Am I correct here? Did I miscalculate anything? Thanks in advance!

Answer 1

The Polya Enumeration Theorem is a natural tool for problems like this and verifies that the answer is $19$.

The group of permutations is $D_8$, the dihedral group on $8$ vertices. The cycle index of $D_8$ is $$Z = \frac{1}{16} (x_1^8 + 4 x_1^2 x_2^3 + 5 x_2^4 + 2 x_4^2 + 4 x_8)$$ The figure inventory for three colors blue, green, and yellow is $b+g+y$. On "substitution" of the figure inventory into the cycle index, we have $$Z = \frac{1}{16}[(b+g+y)^8 + 4(b+g+y)^2 (b^2+g^2+y^2)^3 + 5(b^2+g^2+y^2)^4 + 2(b^4+g^4+y^4)^2 + 4(b^8+g^8+y^8)]$$

The coefficient of $b^4 g^1 y^3$ when $Z$ is expanded is $19$, so the number of distinct colorings with $4$ blue, $1$ green, and $3$ yellow beads is $19$.

Answer 2

Since there is one green bead, we will use it as our reference point.

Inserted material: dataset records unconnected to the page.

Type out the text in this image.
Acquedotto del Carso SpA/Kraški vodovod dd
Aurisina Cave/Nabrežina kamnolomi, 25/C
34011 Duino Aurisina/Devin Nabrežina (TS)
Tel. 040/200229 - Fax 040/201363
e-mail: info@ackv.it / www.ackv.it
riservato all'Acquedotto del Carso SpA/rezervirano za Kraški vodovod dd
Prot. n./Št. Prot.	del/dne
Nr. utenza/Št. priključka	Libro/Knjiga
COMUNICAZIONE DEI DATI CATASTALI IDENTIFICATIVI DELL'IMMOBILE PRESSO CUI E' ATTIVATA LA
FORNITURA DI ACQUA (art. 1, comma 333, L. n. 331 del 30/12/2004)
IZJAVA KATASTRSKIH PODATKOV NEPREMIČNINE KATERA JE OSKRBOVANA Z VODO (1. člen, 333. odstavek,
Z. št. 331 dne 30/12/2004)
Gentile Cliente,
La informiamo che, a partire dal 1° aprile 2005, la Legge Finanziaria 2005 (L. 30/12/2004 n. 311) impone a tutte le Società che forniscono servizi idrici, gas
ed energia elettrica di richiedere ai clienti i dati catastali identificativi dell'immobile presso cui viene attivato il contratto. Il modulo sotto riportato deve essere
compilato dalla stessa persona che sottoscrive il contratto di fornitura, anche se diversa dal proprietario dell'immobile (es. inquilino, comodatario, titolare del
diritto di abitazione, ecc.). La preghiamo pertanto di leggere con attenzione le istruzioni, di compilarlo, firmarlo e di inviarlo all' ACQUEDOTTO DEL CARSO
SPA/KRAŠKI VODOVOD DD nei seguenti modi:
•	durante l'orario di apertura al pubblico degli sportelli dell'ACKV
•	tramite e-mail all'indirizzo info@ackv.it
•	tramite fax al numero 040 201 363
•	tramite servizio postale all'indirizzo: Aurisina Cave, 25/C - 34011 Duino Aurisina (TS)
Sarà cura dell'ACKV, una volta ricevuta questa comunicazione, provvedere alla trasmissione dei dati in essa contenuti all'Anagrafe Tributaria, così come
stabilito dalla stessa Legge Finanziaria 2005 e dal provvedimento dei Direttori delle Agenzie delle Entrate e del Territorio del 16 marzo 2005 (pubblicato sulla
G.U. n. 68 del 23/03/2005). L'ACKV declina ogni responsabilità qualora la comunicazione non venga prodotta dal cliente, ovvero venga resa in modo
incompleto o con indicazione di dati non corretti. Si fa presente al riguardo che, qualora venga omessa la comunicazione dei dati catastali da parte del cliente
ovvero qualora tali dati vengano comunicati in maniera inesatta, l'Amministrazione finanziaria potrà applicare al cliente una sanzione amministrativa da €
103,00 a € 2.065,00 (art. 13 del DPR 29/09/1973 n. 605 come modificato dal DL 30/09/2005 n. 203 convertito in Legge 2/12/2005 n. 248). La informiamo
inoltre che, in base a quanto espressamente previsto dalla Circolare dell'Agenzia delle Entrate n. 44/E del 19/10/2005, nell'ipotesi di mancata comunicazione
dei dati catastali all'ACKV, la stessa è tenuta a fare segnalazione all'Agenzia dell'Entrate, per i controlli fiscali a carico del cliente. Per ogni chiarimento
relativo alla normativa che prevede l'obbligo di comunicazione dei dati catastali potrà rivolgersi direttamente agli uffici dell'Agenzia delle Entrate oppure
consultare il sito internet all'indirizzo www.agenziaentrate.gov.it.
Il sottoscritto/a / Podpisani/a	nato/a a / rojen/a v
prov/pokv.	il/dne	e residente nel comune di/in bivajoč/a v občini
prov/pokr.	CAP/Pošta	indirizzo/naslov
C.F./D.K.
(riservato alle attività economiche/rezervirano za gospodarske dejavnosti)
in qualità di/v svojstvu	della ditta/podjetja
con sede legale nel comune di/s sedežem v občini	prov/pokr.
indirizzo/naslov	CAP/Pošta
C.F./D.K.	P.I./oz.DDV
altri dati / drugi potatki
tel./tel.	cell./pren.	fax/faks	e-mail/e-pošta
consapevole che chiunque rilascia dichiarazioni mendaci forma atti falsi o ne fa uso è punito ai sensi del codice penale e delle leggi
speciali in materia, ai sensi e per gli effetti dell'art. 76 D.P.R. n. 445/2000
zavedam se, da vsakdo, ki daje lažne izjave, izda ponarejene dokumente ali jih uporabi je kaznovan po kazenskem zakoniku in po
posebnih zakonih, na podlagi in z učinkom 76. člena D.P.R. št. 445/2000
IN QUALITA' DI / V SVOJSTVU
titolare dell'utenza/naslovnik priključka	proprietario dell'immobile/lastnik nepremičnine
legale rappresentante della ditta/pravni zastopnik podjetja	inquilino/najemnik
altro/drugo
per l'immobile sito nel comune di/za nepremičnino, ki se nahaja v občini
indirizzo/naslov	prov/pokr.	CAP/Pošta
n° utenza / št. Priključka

Relative to the green bead, we can place the four blue beads in $\binom{7}{4}$ ways as we proceed clockwise around the circle. The other three positions must be filled with the yellow beads. Hence, up to rotation, there are $$\binom{7}{4} = 35$$ possible arrangements of the beads on the necklace.

Since we are interested in the number of arrangements up to rotation and reflection, we must consider which of these arrangements are their own reflections. The only way this can occur is if there is a yellow bead opposite the green bead (since there are an odd number of yellow beads and an even number of blue beads) and the remaining two yellow beads are opposite each other relative to the axis through the green bead and the yellow bead opposite to it. There are three ways that this can occur, as shown below.

These three arrangements have been counted once. The remaining $35 - 3 = 32$ arrangements have been counted twice, once when we string the beads clockwise and once when we string the same beads in the opposite order clockwise since turning over the necklace will produce the same arrangement as before. Hence, there are $$3 + \frac{\binom{7}{4} - 3}{2} = 3 + 16 = 19$$ distinguishable arrangements up to rotation and reflection. Equivalently, we can add the three arrangements that are their own reflections to the total number of arrangements up to rotation and then divide by $2$ to obtain $$\frac{\binom{7}{4} + 3}{2} = 19$$ distinguishable arrangements up to rotation and reflection.